Впервые в жизни у меня были власть и деньги, и я мог делать то, что хотел, однако вскоре я понял: успешный руководитель – тот, кто умеет, умерив свои желания, думать о благополучии других. А потому было принято решение разместить TIGR на бывшем заводе по производству керамических изделий на Клоппер-роуд в городе Гейтерсбурге (штат Мэриленд). Это было удобно, к тому же здание было оснащено надежным фильтровентиляционным оборудованием, необходимым для охлаждения лазеров в секвенаторах ДНК.

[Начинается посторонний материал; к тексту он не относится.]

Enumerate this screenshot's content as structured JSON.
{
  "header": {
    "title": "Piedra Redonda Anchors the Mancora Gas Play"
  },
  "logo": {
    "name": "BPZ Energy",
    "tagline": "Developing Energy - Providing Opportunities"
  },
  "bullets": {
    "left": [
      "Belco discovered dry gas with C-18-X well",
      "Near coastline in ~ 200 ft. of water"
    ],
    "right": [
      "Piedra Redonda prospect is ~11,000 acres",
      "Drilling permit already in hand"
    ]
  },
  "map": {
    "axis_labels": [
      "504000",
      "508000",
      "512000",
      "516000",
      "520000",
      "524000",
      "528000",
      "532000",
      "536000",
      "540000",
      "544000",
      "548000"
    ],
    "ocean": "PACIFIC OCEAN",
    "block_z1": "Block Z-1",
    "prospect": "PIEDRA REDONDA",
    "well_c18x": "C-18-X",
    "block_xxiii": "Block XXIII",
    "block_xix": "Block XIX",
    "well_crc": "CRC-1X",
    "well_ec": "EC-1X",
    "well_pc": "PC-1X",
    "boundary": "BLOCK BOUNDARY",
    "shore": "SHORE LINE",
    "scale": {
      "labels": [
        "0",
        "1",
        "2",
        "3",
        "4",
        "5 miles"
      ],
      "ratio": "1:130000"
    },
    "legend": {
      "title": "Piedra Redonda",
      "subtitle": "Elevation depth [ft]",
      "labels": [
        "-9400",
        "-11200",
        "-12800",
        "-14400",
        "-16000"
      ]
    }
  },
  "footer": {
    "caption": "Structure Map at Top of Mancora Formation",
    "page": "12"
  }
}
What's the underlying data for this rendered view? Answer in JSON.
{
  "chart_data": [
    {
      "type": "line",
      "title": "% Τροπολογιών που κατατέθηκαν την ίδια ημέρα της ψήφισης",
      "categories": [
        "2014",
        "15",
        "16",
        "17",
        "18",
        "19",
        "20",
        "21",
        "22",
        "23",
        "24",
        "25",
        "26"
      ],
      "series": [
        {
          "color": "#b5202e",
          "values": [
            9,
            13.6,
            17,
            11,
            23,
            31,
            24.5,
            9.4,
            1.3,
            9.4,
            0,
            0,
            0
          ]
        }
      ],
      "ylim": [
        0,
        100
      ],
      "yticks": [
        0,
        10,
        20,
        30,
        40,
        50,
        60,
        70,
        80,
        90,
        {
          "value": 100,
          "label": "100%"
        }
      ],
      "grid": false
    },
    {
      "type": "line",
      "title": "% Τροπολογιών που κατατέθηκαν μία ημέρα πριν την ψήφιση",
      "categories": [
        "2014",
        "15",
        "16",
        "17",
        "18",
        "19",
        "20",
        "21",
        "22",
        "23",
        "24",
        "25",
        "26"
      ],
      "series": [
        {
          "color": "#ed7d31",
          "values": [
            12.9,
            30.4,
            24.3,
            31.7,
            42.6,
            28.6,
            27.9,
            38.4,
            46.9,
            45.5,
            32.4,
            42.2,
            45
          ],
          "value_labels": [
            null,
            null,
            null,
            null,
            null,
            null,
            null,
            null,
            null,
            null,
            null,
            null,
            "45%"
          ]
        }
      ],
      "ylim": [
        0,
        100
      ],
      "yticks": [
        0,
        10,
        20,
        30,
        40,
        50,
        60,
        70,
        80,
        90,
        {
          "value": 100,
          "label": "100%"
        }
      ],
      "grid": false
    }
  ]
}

Еще раз с суровой реальностью мне пришлось столкнуться, когда мы с Клэр пришли на первую встречу с «нашими» адвокатами. Уолли Стейнберг и компания HealthCare Ventures наняли одну из крупнейших вашингтонских юридических фирм Hogan&Hartson, и после подписания письма о намерениях мы оказались в окружении десятка их сотрудников, одетых все как один в одинаковые синие костюмы с подтяжками такого же цвета. Нам сказали, что кто-то из них будет представлять институт TIGR и меня, а другие – компанию HGS. Целью нашей встречи была выработка условия соглашений для регулирования работы TIGR и HGS, а также для управления потоками денег и интеллектуальной собственностью. Спустя некоторое время меня начало подташнивать, а когда стало ясно, что Клэр разделяет мое беспокойство, я почувствовал себя еще хуже. Что бы они ни утверждали, было совершенно очевидно: все эти молодчики представляют Уолли и его фонд, и ни один из них не собирается бороться за мои интересы или интересы TIGR.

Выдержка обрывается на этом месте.